Introduction générale
DE LA DÉMOCRATIE LIBÉRALE
COMME RÉGIME MIXTE
La présente entreprise constitue la suite du Désenchantement du monde. Il s’était agi, dans ce livre, à la fois de mettre en évidence ce qu’avait été l’emprise organisatrice du religieux dans l’histoire des sociétés humaines, et de faire ressortir, dans l’autre sens, comment l’originalité occidentale procédait de la sortie de la religion. C’est la pointe avancée de ce mouvement, ses développements les plus récents, quand il prend l’aspect de la consécration du pouvoir des hommes de se gouverner eux-mêmes, qu’envisagent les quatre volumes de L’Avènement de la démocratie.

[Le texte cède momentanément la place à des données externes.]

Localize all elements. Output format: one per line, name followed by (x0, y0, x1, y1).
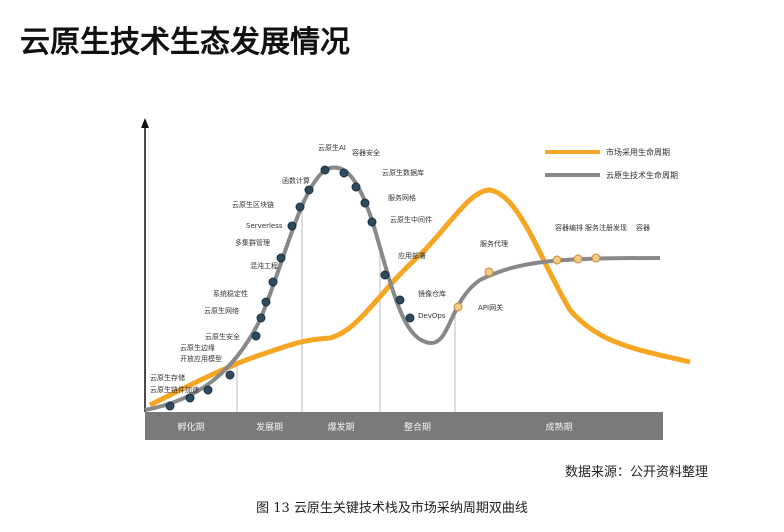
point-label: 云原生网络 (204, 306, 239, 315)
point-dot (287, 221, 297, 231)
point-dot (225, 370, 235, 380)
point-dot (395, 295, 405, 305)
point-dot (405, 313, 415, 323)
title: 云原生技术生态发展情况 (20, 25, 350, 60)
legend-label: 云原生技术生命周期 (606, 170, 678, 180)
point-label: 云原生中间件 (390, 215, 432, 224)
point-dot (351, 182, 361, 192)
point-dot (484, 267, 494, 277)
point-dot (380, 270, 390, 280)
axis-arrow (141, 118, 149, 128)
point-label: 开放应用模型 (180, 354, 222, 363)
point-label: 云原生边缘 (180, 343, 215, 352)
point-dot (256, 313, 266, 323)
point-label: 云原生存储 (150, 373, 185, 382)
point-label: 服务代理 (480, 239, 508, 248)
point-label: 系统稳定性 (213, 289, 248, 298)
point-dot (268, 277, 278, 287)
phase-dividers (236, 200, 456, 412)
point-dot (367, 217, 377, 227)
point-label: 镜像仓库 (418, 289, 446, 298)
point-dot (360, 198, 370, 208)
phase-label: 发展期 (256, 421, 283, 433)
point-label: 云原生区块链 (232, 200, 274, 209)
point-label: 云原生AI (318, 143, 346, 152)
point-label: 服务注册发现 (585, 223, 627, 232)
legend-label: 市场采用生命周期 (606, 147, 670, 157)
point-dot (591, 253, 601, 263)
point-dot (304, 185, 314, 195)
market-curve (148, 187, 691, 408)
point-dot (261, 297, 271, 307)
point-label: 云原生安全 (205, 332, 240, 341)
point-label: 混沌工程 (250, 261, 278, 270)
phase-label: 孵化期 (177, 421, 204, 433)
point-label: 容器 (636, 223, 650, 232)
point-label: 函数计算 (282, 176, 310, 185)
phase-bar (145, 412, 663, 440)
point-dot (165, 401, 175, 411)
point-dot (251, 331, 261, 341)
point-dot (339, 168, 349, 178)
caption: 图 13 云原生关键技术栈及市场采纳周期双曲线 (256, 500, 528, 516)
point-dot (295, 202, 305, 212)
point-dot (185, 393, 195, 403)
point-label: 云原生链件加速 (150, 385, 199, 394)
point-dot (573, 254, 583, 264)
phase-label: 成熟期 (545, 421, 572, 433)
point-label: 应用部署 (398, 251, 426, 260)
point-dot (320, 165, 330, 175)
phase-group: 孵化期 发展期 爆发期 整合期 成熟期 (177, 421, 572, 433)
phase-label: 爆发期 (327, 421, 354, 433)
point-label: DevOps (418, 312, 446, 320)
point-label: 多集群管理 (235, 238, 270, 247)
point-label: 服务网格 (388, 193, 416, 202)
point-label: API网关 (478, 303, 503, 312)
point-dot (552, 255, 562, 265)
point-dot (203, 385, 213, 395)
phase-label: 整合期 (404, 421, 431, 433)
point-dot (276, 253, 286, 263)
point-label: Serverless (246, 222, 283, 230)
tech-curve (144, 165, 661, 412)
point-dot (453, 302, 463, 312)
point-label: 云原生数据库 (382, 168, 424, 177)
source: 数据来源：公开资料整理 (565, 465, 708, 480)
point-label: 容器编排 (555, 223, 583, 232)
point-label: 容器安全 (352, 148, 380, 157)
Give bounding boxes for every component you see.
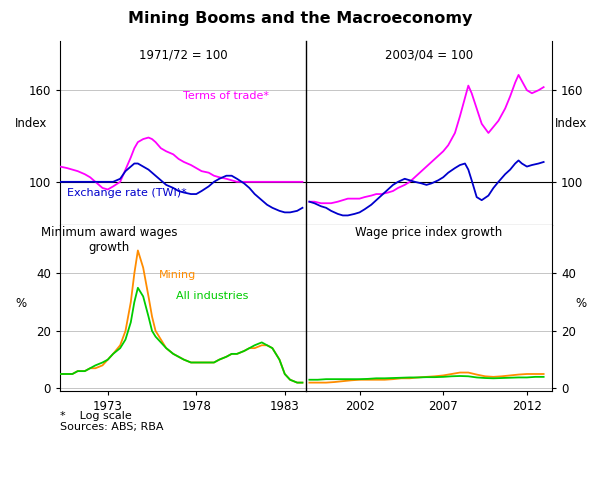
Text: Terms of trade*: Terms of trade*	[183, 91, 269, 101]
Text: 1971/72 = 100: 1971/72 = 100	[139, 49, 227, 62]
Text: Mining: Mining	[158, 270, 196, 279]
Text: %: %	[15, 297, 26, 310]
Text: Index: Index	[15, 118, 47, 130]
Text: Minimum award wages
growth: Minimum award wages growth	[41, 226, 178, 254]
Text: Exchange rate (TWI)*: Exchange rate (TWI)*	[67, 188, 187, 198]
Text: Mining Booms and the Macroeconomy: Mining Booms and the Macroeconomy	[128, 11, 472, 26]
Text: *    Log scale
Sources: ABS; RBA: * Log scale Sources: ABS; RBA	[60, 411, 163, 432]
Text: Wage price index growth: Wage price index growth	[355, 226, 503, 239]
Text: 2003/04 = 100: 2003/04 = 100	[385, 49, 473, 62]
Text: %: %	[575, 297, 587, 310]
Text: All industries: All industries	[176, 291, 248, 301]
Text: Index: Index	[554, 118, 587, 130]
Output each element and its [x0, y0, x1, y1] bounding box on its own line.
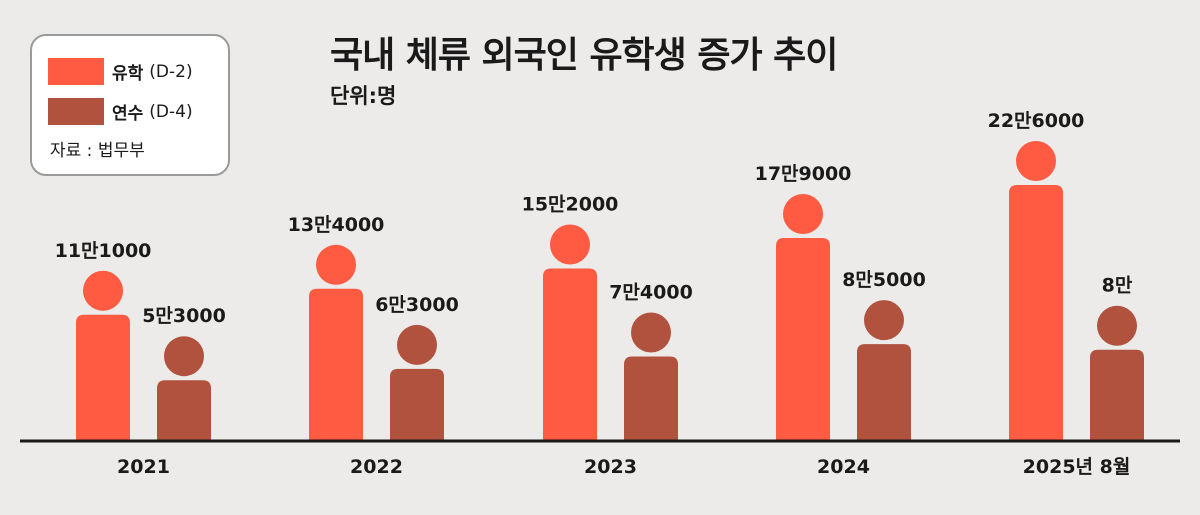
x-tick-label: 2022	[350, 456, 403, 478]
data-label: 13만4000	[288, 214, 385, 236]
bar-head-circle	[864, 300, 904, 341]
x-tick-label: 2024	[817, 456, 870, 478]
legend-code-training: (D-4)	[149, 101, 193, 122]
legend-label-study: 유학	[112, 64, 144, 84]
bar-head-circle	[316, 244, 356, 285]
bar	[1009, 185, 1063, 440]
unit-label: 단위:명	[330, 84, 397, 108]
chart-title: 국내 체류 외국인 유학생 증가 추이	[330, 35, 838, 76]
bar	[76, 314, 130, 440]
data-label: 7만4000	[609, 282, 693, 304]
bar-head-circle	[164, 336, 204, 377]
data-label: 5만3000	[142, 305, 226, 327]
legend-swatch-training	[48, 98, 104, 125]
bar-head-circle	[550, 224, 590, 265]
data-label: 17만9000	[755, 163, 852, 185]
bar-head-circle	[631, 312, 671, 353]
x-tick-label: 2023	[584, 456, 637, 478]
data-label: 8만	[1102, 275, 1133, 297]
bar	[543, 268, 597, 440]
legend-item-training: 연수 (D-4)	[48, 98, 193, 125]
bar	[309, 288, 363, 440]
bar	[157, 380, 211, 440]
bar-head-circle	[783, 194, 823, 235]
source-note: 자료 : 법무부	[50, 141, 145, 161]
bar-head-circle	[397, 324, 437, 365]
bar	[776, 238, 830, 440]
legend-code-study: (D-2)	[149, 61, 193, 82]
bar-head-circle	[83, 270, 123, 311]
legend-swatch-study	[48, 58, 104, 85]
bar	[390, 368, 444, 440]
legend-label-training: 연수	[112, 104, 144, 124]
legend: 유학 (D-2) 연수 (D-4) 자료 : 법무부	[30, 34, 230, 176]
bar	[1090, 349, 1144, 440]
data-label: 11만1000	[55, 240, 152, 262]
data-label: 22만6000	[988, 110, 1085, 132]
data-label: 15만2000	[522, 193, 619, 215]
bar	[624, 356, 678, 440]
bar	[857, 344, 911, 440]
x-tick-label: 2025년 8월	[1023, 456, 1131, 478]
data-label: 8만5000	[842, 269, 926, 291]
bar-head-circle	[1016, 141, 1056, 181]
data-label: 6만3000	[375, 294, 459, 316]
x-tick-label: 2021	[117, 456, 170, 478]
bar-head-circle	[1097, 305, 1137, 346]
legend-item-study: 유학 (D-2)	[48, 58, 193, 85]
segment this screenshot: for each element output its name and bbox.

Continuité d’inspiration, mais différence de démarche : l’objet du Désenchantement du monde était de proposer un modèle général des relations entre religion et politique et de leurs transformations ; l’objet de L’Avènement de la démocratie est de donner, à la lumière de ce modèle, une analyse en profondeur de l’histoire du XXe siècle et des vicissitudes que le phénomène démocratique y a connues. Même s’il ne s’agit pas de raconter, mais de rendre intelligible, l’ambition d’établir l’aptitude du modèle à rendre compte des « choses telles qu’elles se sont réellement passées », dont des choses spécialement rebelles à l’explication, requiert d’entrer assez avant dans l’examen de l’histoire se faisant et des représentations qui guident ses acteurs. D’où l’ampleur du résultat, en dépit de l’extrême stylisation de l’analyse. L’enjeu est de parvenir à percer la formule du monde désenchanté, derrière la fausse transparence qui nous la cache, et de pénétrer le secret de son cours déroutant.

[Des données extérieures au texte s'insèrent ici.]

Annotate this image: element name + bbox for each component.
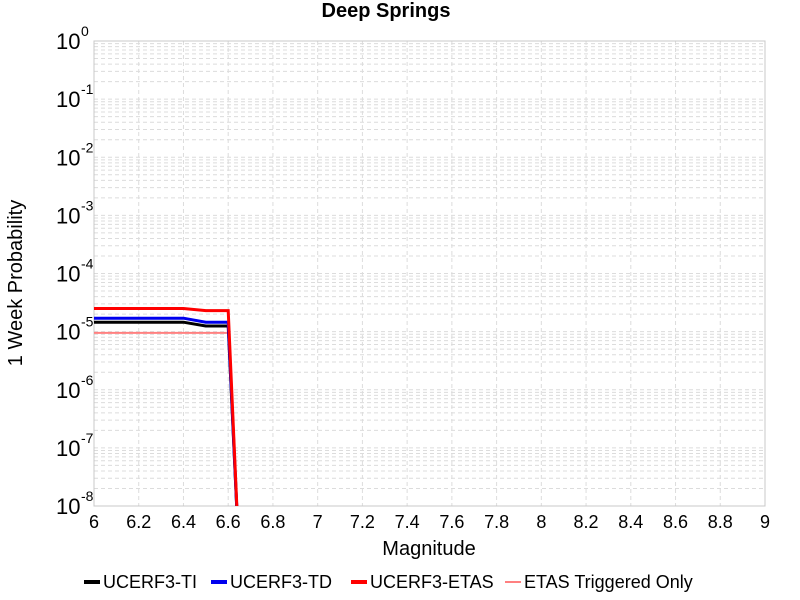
legend-item: UCERF3-TI	[84, 572, 197, 592]
y-tick-base: 10	[56, 29, 80, 54]
y-tick-base: 10	[56, 436, 80, 461]
legend-item: ETAS Triggered Only	[505, 572, 693, 592]
legend-label: UCERF3-TD	[230, 572, 332, 592]
x-tick-label: 8	[536, 512, 546, 532]
x-tick-label: 8.8	[708, 512, 733, 532]
legend-item: UCERF3-TD	[211, 572, 332, 592]
legend-label: UCERF3-TI	[103, 572, 197, 592]
y-tick-exponent: -3	[81, 197, 94, 213]
x-tick-label: 7.8	[484, 512, 509, 532]
legend-label: ETAS Triggered Only	[524, 572, 693, 592]
x-tick-label: 6.2	[126, 512, 151, 532]
y-tick-label: 10 -5	[56, 314, 94, 345]
chart-title: Deep Springs	[322, 0, 451, 22]
series-line-ucerf3-etas	[94, 307, 239, 506]
x-tick-label: 6.6	[216, 512, 241, 532]
y-tick-exponent: -1	[81, 81, 94, 97]
y-tick-label: 10 -8	[56, 488, 94, 519]
x-tick-label: 6	[89, 512, 99, 532]
x-tick-labels: 6 6.2 6.4 6.6 6.8 7 7.2 7.4 7.6 7.8 8 8.2 8.4 8.6 8.8 9	[89, 512, 770, 532]
x-tick-label: 6.8	[260, 512, 285, 532]
y-tick-base: 10	[56, 494, 80, 519]
y-tick-base: 10	[56, 87, 80, 112]
grid	[93, 41, 766, 507]
x-tick-label: 9	[760, 512, 770, 532]
x-axis-title: Magnitude	[382, 538, 475, 560]
y-tick-base: 10	[56, 203, 80, 228]
legend-label: UCERF3-ETAS	[370, 572, 494, 592]
y-tick-exponent: -8	[81, 488, 94, 504]
legend-item: UCERF3-ETAS	[351, 572, 494, 592]
series-line-ucerf3-td	[94, 316, 239, 506]
x-tick-label: 8.4	[618, 512, 643, 532]
y-tick-label: 10 0	[56, 23, 89, 54]
series-line-ucerf3-ti	[94, 320, 239, 506]
y-tick-label: 10 -1	[56, 81, 94, 112]
y-tick-base: 10	[56, 378, 80, 403]
y-tick-exponent: 0	[81, 23, 89, 39]
y-tick-label: 10 -6	[56, 372, 94, 403]
y-axis-title: 1 Week Probability	[5, 200, 27, 366]
y-tick-base: 10	[56, 145, 80, 170]
y-tick-exponent: -7	[81, 430, 94, 446]
x-tick-label: 7	[313, 512, 323, 532]
x-tick-label: 7.4	[395, 512, 420, 532]
y-tick-label: 10 -3	[56, 197, 94, 228]
y-tick-base: 10	[56, 320, 80, 345]
x-tick-label: 6.4	[171, 512, 196, 532]
plot-area-border	[93, 40, 766, 507]
legend: UCERF3-TI UCERF3-TD UCERF3-ETAS ETAS Trigge…	[84, 572, 693, 592]
y-tick-exponent: -4	[81, 256, 94, 272]
x-tick-label: 8.2	[574, 512, 599, 532]
y-tick-label: 10 -2	[56, 139, 94, 170]
y-tick-exponent: -2	[81, 139, 94, 155]
y-tick-label: 10 -7	[56, 430, 94, 461]
x-tick-label: 7.2	[350, 512, 375, 532]
y-tick-exponent: -6	[81, 372, 94, 388]
y-tick-base: 10	[56, 262, 80, 287]
x-tick-label: 7.6	[439, 512, 464, 532]
y-tick-label: 10 -4	[56, 256, 94, 287]
x-tick-label: 8.6	[663, 512, 688, 532]
y-tick-exponent: -5	[81, 314, 94, 330]
series-layer	[94, 307, 239, 506]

À cet égard, la perspective reste la même par rapport au Désenchantement du monde. La thèse que ces volumes s’emploient à défendre et à illustrer est que les structures de la société autonome s’éclairent uniquement par contraste avec l’ancienne structuration religieuse. De l’intérieur, nous sommes aveugles sur ce qui soutient notre prétention de nous donner notre propre loi et sur ce qui lui permet de s’exercer. Il faut emprunter le détour de l’ordre hétéronome et de la façon dont nous en sommes sortis pour discerner les contours et les rouages du dispositif où nous évoluons, au-delà de cette orgueilleuse conscience, qui nous trompe, d’être les auteurs de nos règles. Ce n’est qu’en ayant suivi la refonte générale des articulations du domaine collectif par laquelle se solde la soustraction à l’obéissance aux dieux, que l’on prend la mesure du phénomène démocratique dans toutes ses dimensions. C’est la condition pour l’appréhender dans sa cohérence globale, dans son épaisseur organisationnelle et dans sa dynamique interne, cette dynamique qui place son existence sous le signe de l’advenue permanente ; bref, c’est la condition pour lui reconnaître sa portée de configuration inédite de l’être-ensemble. C’est cette part structurelle et inconsciente du fonctionnement de la démocratie des Modernes que cette série de livres cherche à exhumer — mais, importe-t-il de préciser, en la saisissant systématiquement au travers de sa réfraction dans la conscience des acteurs. La prise en compte de cette organisation de l’autonomie, de l’autonomie comme organisation, ouvre, on le verra, sur une idée renouvelée de la nature de la démocratie des Modernes ou, pour être exact, de son mode de composition et, à partir de là, des problèmes qu’il lui est consubstantiel d’affronter.